After Shakespeare, whose turn is next? The Bard is denounced as a louse, but what about those ghastly Greeks? Now that young fop-wop Romeo has fallen foul of the girls and is seen to suffer from toxic masculinity, what about Orestes? He killed his own mother for what she did to his daddy, and if that’s not toxic masculinity, I don’t know what is. And it gets worse. These American female schoolteachers who have banned Willie have not uttered a word against Sophocles and his Oedipus, not to mention Jocasta. The mother and son made whoopee together, the son blinded himself as a result while she committed Greek seppuku, yet one’s free to read about them in a Bronx high school textbook. (Except I don’t think Oedi and Jo are exactly conversation pieces among the gangbangers in the Bronx.)

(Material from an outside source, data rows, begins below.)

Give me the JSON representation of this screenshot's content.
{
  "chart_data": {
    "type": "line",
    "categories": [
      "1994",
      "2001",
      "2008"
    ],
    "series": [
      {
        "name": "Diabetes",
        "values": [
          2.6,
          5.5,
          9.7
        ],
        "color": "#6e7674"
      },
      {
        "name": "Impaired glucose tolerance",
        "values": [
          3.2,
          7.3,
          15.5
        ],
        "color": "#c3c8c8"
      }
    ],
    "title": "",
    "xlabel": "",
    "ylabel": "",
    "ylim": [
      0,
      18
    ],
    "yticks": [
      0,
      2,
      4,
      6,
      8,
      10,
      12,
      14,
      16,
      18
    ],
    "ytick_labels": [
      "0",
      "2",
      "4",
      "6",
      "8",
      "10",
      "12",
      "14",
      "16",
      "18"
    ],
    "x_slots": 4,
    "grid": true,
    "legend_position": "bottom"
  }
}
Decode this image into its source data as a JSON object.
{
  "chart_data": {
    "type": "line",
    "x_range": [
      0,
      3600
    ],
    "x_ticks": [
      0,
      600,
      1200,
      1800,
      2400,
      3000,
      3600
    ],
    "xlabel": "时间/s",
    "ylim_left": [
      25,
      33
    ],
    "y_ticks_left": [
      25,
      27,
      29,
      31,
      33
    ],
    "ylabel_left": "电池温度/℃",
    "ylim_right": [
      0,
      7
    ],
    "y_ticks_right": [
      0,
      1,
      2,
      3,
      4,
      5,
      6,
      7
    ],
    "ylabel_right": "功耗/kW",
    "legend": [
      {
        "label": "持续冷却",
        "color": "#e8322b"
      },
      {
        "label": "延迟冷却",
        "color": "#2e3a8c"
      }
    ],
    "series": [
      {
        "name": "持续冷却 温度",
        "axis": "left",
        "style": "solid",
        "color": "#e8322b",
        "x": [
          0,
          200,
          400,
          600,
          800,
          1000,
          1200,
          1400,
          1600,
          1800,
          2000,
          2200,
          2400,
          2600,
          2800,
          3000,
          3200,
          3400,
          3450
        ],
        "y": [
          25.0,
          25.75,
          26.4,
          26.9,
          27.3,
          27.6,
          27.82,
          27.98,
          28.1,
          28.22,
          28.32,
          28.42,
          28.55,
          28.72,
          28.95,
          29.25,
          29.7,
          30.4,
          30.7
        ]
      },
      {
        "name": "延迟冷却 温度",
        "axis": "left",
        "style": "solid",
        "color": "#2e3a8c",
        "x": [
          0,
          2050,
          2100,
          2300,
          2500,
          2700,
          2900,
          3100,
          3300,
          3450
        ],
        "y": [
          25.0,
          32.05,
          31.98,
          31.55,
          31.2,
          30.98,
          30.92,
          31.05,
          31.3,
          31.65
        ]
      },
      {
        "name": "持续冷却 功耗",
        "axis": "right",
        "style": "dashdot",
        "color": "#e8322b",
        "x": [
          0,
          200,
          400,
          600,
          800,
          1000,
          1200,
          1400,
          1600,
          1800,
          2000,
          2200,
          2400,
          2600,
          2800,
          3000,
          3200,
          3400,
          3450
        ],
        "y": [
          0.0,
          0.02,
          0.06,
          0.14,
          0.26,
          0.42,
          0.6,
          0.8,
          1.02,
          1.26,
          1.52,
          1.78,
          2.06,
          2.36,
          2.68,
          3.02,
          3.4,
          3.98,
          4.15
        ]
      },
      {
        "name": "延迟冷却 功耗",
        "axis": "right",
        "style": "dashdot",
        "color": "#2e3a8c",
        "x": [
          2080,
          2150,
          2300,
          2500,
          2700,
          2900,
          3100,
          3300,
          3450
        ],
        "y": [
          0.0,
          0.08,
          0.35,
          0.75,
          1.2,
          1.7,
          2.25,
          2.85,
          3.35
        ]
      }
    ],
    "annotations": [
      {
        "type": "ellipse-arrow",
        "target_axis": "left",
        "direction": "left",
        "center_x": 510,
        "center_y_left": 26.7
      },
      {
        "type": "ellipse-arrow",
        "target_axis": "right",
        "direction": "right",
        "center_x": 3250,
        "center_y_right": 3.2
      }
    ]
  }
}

Mind you, it is far more likely to have an Oedipus-Jocasta situation in the Bronx today than a Romeo-Juliet one. Call me cynical, but 13-year-olds are giving birth in the land of the canceled every day, so a modern Sophocles is more likely to emerge and write about an Oedipus complex than a Puerto Rican Shakespeare about R&J. Never mind. Education in America, already lousy in overcrowded schools with high school graduates who cannot read in some cases, has now found a new villain in Shakespeare. It is not enough that poor young Americans are hardly literate at 18 years of age, they now have woke standards to uphold on their way to becoming total simpletons.